Tom: I think it’s too early days, but I think it’s interesting to see how it’s developed. It’s funny you say this, because I was actually doing this last night. I think it was a lot rawer. When it was just me in a hotel room, it was a lot more violent and, obviously, I was on hard drugs at the time. But I think, you know, I think I’ve still kept that sense, but I’ve just built a context around it. I feel like it’s depressing, a true anger. There’s only a few moments in my music now where I thought maybe I went a bit too far with it. I don’t think my art is perfect.

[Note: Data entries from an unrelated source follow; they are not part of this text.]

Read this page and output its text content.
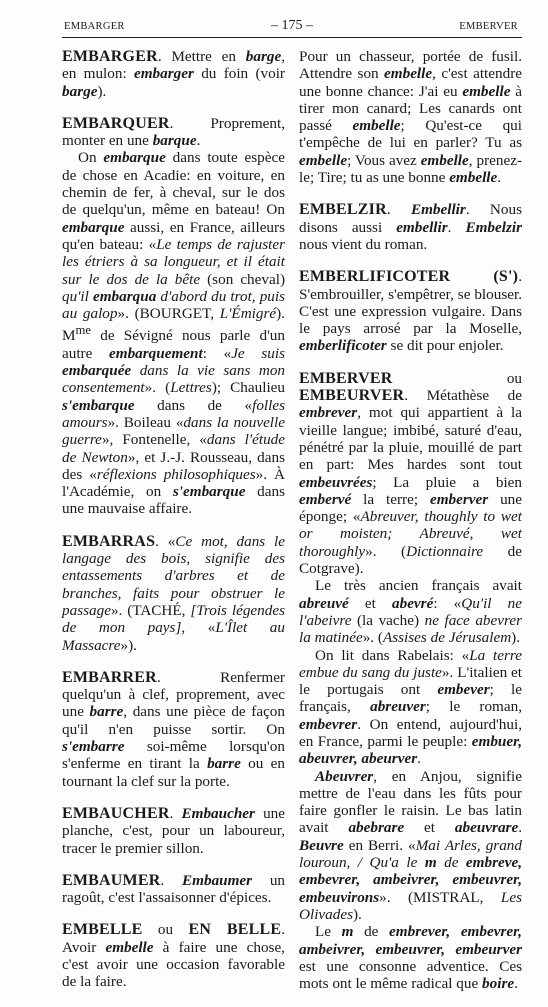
EMBARGER	– 175 –	EMBERVER

EMBARGER. Mettre en barge, en mulon: embarger du foin (voir barge).

EMBARQUER. Proprement, monter en une barque.

On embarque dans toute espèce de chose en Acadie: en voiture, en chemin de fer, à cheval, sur le dos de quelqu'un, même en bateau! On embarque aussi, en France, ailleurs qu'en bateau: «Le temps de rajuster les étriers à sa longueur, et il était sur le dos de la bête (son cheval) qu'il embarqua d'abord du trot, puis au galop». (BOURGET, L'Émigré). $M^{me}$ de Sévigné nous parle d'un autre embarquement: «Je suis embarquée dans la vie sans mon consentement». (Lettres); Chaulieu s'embarque dans de «folles amours». Boileau «dans la nouvelle guerre», Fontenelle, «dans l'étude de Newton», et J.-J. Rousseau, dans des «réflexions philosophiques». À l'Académie, on s'embarque dans une mauvaise affaire.

EMBARRAS. «Ce mot, dans le langage des bois, signifie des entassements d'arbres et de branches, faits pour obstruer le passage». (TACHÉ, [Trois légendes de mon pays], «L'Îlet au Massacre»).

EMBARRER. Renfermer quelqu'un à clef, proprement, avec une barre, dans une pièce de façon qu'il n'en puisse sortir. On s'embarre soi-même lorsqu'on s'enferme en tirant la barre ou en tournant la clef sur la porte.

EMBAUCHER. Embaucher une planche, c'est, pour un laboureur, tracer le premier sillon.

EMBAUMER. Embaumer un ragoût, c'est l'assaisonner d'épices.

EMBELLE ou EN BELLE. Avoir embelle à faire une chose, c'est avoir une occasion favorable de la faire.

Pour un chasseur, portée de fusil. Attendre son embelle, c'est attendre une bonne chance: J'ai eu embelle à tirer mon canard; Les canards ont passé embelle; Qu'est-ce qui t'empêche de lui en parler? Tu as embelle; Vous avez embelle, prenez-le; Tire; tu as une bonne embelle.

EMBELZIR. Embellir. Nous disons aussi embellir. Embelzir nous vient du roman.

EMBERLIFICOTER (S'). S'embrouiller, s'empêtrer, se blouser. C'est une expression vulgaire. Dans le pays arrosé par la Moselle, emberlificoter se dit pour enjoler.

EMBERVER ou EMBEURVER. Métathèse de embrever, mot qui appartient à la vieille langue; imbibé, saturé d'eau, pénétré par la pluie, mouillé de part en part: Mes hardes sont tout embeuvrées; La pluie a bien embervé la terre; emberver une éponge; «Abreuver, thoughly to wet or moisten; Abreuvé, wet thoroughly». (Dictionnaire de Cotgrave).

Le très ancien français avait abreuvé et abevré: «Qu'il ne l'abeivre (la vache) ne face abevrer la matinée». (Assises de Jérusalem).

On lit dans Rabelais: «La terre embue du sang du juste». L'italien et le portugais ont embever; le français, abreuver; le roman, embevrer. On entend, aujourd'hui, en France, parmi le peuple: embuer, abeuvrer, abeurver.

Abeuvrer, en Anjou, signifie mettre de l'eau dans les fûts pour faire gonfler le raisin. Le bas latin avait abebrare et abeuvrare. Beuvre en Berri. «Mai Arles, grand louroun, / Qu'a le m de embreve, embevrer, ambeivrer, embeuvrer, embeuvirons». (MISTRAL, Les Olivades).

Le m de embrever, embevrer, ambeivrer, embeuvrer, embeurver est une consonne adventice. Ces mots ont le même radical que boire.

Megan: How does it feel to be done?
Tom: I don’t know. It kind of feels good. I’ve only finished very close to the release, so it’s only been, like, two months, maybe a month ago that I finished. I’ve not written a word since then. I’ve been playing all the songs out, and I was like, Fuck, some of these songs have worked in ways that I didn’t think they would. Like, the ‘Armour Freestyle’ song in my set usually comes after quite an ambient noise part, and it goes straight into that, and it fucking lights up the room. I think it’s only finished when you’ve played out live. I don’t think the release is the end of the project.
Megan: I imagine it doesn’t really have that same feeling of completion, as well, when it’s something that’s a part of the larger series.
Tom: I’m literally going to the studio after this. But I think this is the end of the story. With Armour II, that’s kind of me killing that Blackhaine character. It’s funny, I’ve never been in a car crash, and then I finished writing the album and I got in a car crash. That’s always how it happens, isn’t it?